Briana Priske czekają pierwsze derby Rotterdamu. Podczas piątkowej konferencji prasowej trener z niecierpliwością czekał na spotkanie Feyenoordu ze Spartą, które odbędzie się w najbliższą niedzielę.
- Uwielbiam derby, to zawsze są wyjątkowe mecze - powiedział Priske, który ma doświadczenie w derbach z czasów, kiedy jako trener Sparty Praga rywalizował ze Slavią.

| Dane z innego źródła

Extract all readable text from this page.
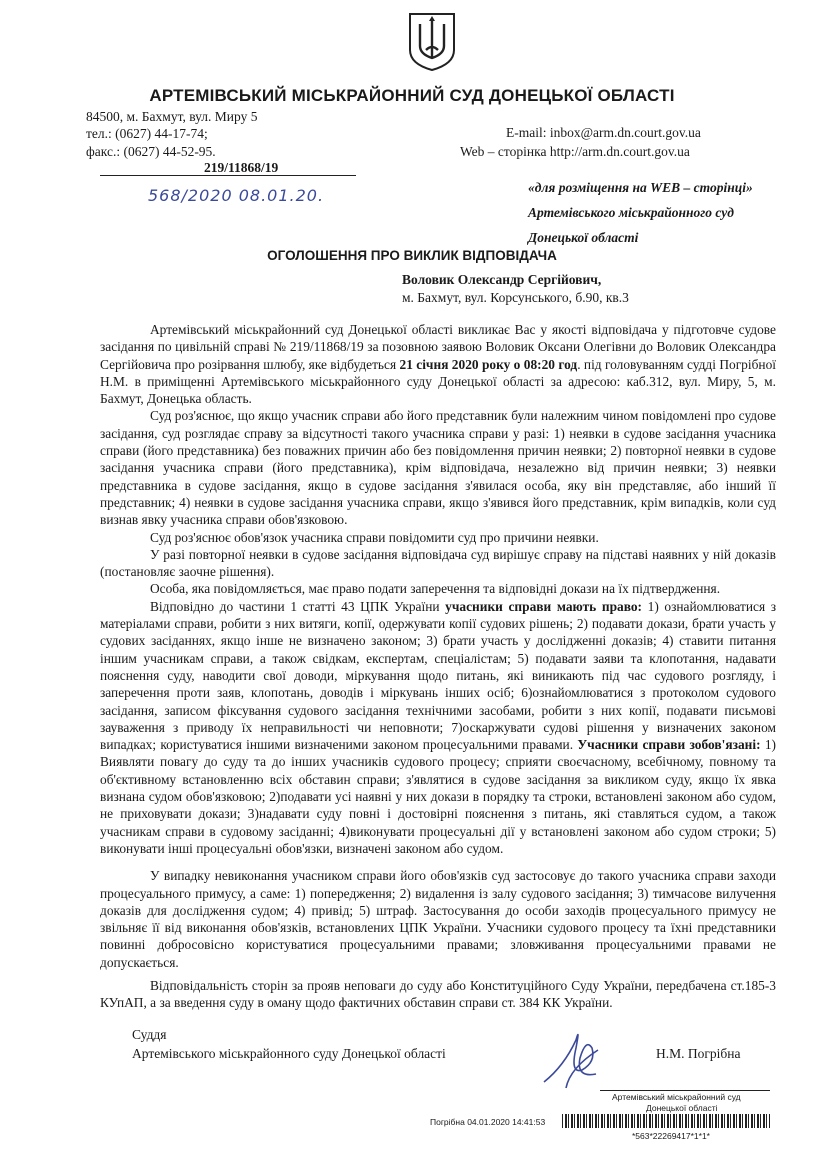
АРТЕМІВСЬКИЙ МІСЬКРАЙОННИЙ СУД ДОНЕЦЬКОЇ ОБЛАСТІ
84500, м. Бахмут, вул. Миру 5
тел.: (0627) 44-17-74;
факс.: (0627) 44-52-95.
E-mail: inbox@arm.dn.court.gov.ua
Web – сторінка http://arm.dn.court.gov.ua
219/11868/19
568/2020 08.01.20.	«для розміщення на WEB – сторінці»
Артемівського міськрайонного суд
Донецької області
ОГОЛОШЕННЯ ПРО ВИКЛИК ВІДПОВІДАЧА
Воловик Олександр Сергійович,
м. Бахмут, вул. Корсунського, б.90, кв.3

Артемівський міськрайонний суд Донецької області викликає Вас у якості відповідача у підготовче судове засідання по цивільній справі № 219/11868/19 за позовною заявою Воловик Оксани Олегівни до Воловик Олександра Сергійовича про розірвання шлюбу, яке відбудеться 21 січня 2020 року о 08:20 год. під головуванням судді Погрібної Н.М. в приміщенні Артемівського міськрайонного суду Донецької області за адресою: каб.312, вул. Миру, 5, м. Бахмут, Донецька область.

Суд роз'яснює, що якщо учасник справи або його представник були належним чином повідомлені про судове засідання, суд розглядає справу за відсутності такого учасника справи у разі: 1) неявки в судове засідання учасника справи (його представника) без поважних причин або без повідомлення причин неявки; 2) повторної неявки в судове засідання учасника справи (його представника), крім відповідача, незалежно від причин неявки; 3) неявки представника в судове засідання, якщо в судове засідання з'явилася особа, яку він представляє, або інший її представник; 4) неявки в судове засідання учасника справи, якщо з'явився його представник, крім випадків, коли суд визнав явку учасника справи обов'язковою.

Суд роз'яснює обов'язок учасника справи повідомити суд про причини неявки.

У разі повторної неявки в судове засідання відповідача суд вирішує справу на підставі наявних у ній доказів (постановляє заочне рішення).

Особа, яка повідомляється, має право подати заперечення та відповідні докази на їх підтвердження.

Відповідно до частини 1 статті 43 ЦПК України учасники справи мають право: 1) ознайомлюватися з матеріалами справи, робити з них витяги, копії, одержувати копії судових рішень; 2) подавати докази, брати участь у судових засіданнях, якщо інше не визначено законом; 3) брати участь у дослідженні доказів; 4) ставити питання іншим учасникам справи, а також свідкам, експертам, спеціалістам; 5) подавати заяви та клопотання, надавати пояснення суду, наводити свої доводи, міркування щодо питань, які виникають під час судового розгляду, і заперечення проти заяв, клопотань, доводів і міркувань інших осіб; 6)ознайомлюватися з протоколом судового засідання, записом фіксування судового засідання технічними засобами, робити з них копії, подавати письмові зауваження з приводу їх неправильності чи неповноти; 7)оскаржувати судові рішення у визначених законом випадках; користуватися іншими визначеними законом процесуальними правами. Учасники справи зобов'язані: 1) Виявляти повагу до суду та до інших учасників судового процесу; сприяти своєчасному, всебічному, повному та об'єктивному встановленню всіх обставин справи; з'являтися в судове засідання за викликом суду, якщо їх явка визнана судом обов'язковою; 2)подавати усі наявні у них докази в порядку та строки, встановлені законом або судом, не приховувати докази; 3)надавати суду повні і достовірні пояснення з питань, які ставляться судом, а також учасникам справи в судовому засіданні; 4)виконувати процесуальні дії у встановлені законом або судом строки; 5) виконувати інші процесуальні обов'язки, визначені законом або судом.

У випадку невиконання учасником справи його обов'язків суд застосовує до такого учасника справи заходи процесуального примусу, а саме: 1) попередження; 2) видалення із залу судового засідання; 3) тимчасове вилучення доказів для дослідження судом; 4) привід; 5) штраф. Застосування до особи заходів процесуального примусу не звільняє її від виконання обов'язків, встановлених ЦПК України. Учасники судового процесу та їхні представники повинні добросовісно користуватися процесуальними правами; зловживання процесуальними правами не допускається.

Відповідальність сторін за прояв неповаги до суду або Конституційного Суду України, передбачена ст.185-3 КУпАП, а за введення суду в оману щодо фактичних обставин справи ст. 384 КК України.

Суддя
Артемівського міськрайонного суду Донецької області	Н.М. Погрібна
Артемівський міськрайонний суд
Донецької області
Погрібна 04.01.2020 14:41:53
*563*22269417*1*1*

Trener nie chce mówić o lekceważeniu rywala. Zespół z zachodniego Rotterdamu przed tygodniem zremisował z FC Twente (1-1). - Mają silny skład i niebezpiecznego napastnika, który może sprawić trudności wielu drużynom - dodał. Przede wszystkim Priske jest zapytany o to, czego oczekuje od swoich zawodników w meczu ze Spartą w porównaniu do spotkania z PEC.
- Oczywiście, ta sama filozofia obowiązuje. Powinniśmy dominować i kontrolować grę. Oczekuję, że będziemy bardziej niebezpieczni niż w pierwszej połowie przeciwko PEC Zwolle. W tej kwestii musimy poprawić naszą grę. W pierwszej połowie mieliśmy oczekiwaną liczbę bramek mniejszą niż jedna. Musimy się bardziej postarać.
- Oczywiście, nie da się przewidzieć jak potoczy się mecz, ale kluczowe jest stworzenie wystarczającej liczby okazji – podkreślał trener. Zanim Feyenoord przystąpi do rywalizacji w Lidze Mistrzów, musi wprowadzić pewne poprawki. - Musimy szczególnie popracować nad kondycją fizyczną. Czekają na nas jeszcze nowe wyzwanie.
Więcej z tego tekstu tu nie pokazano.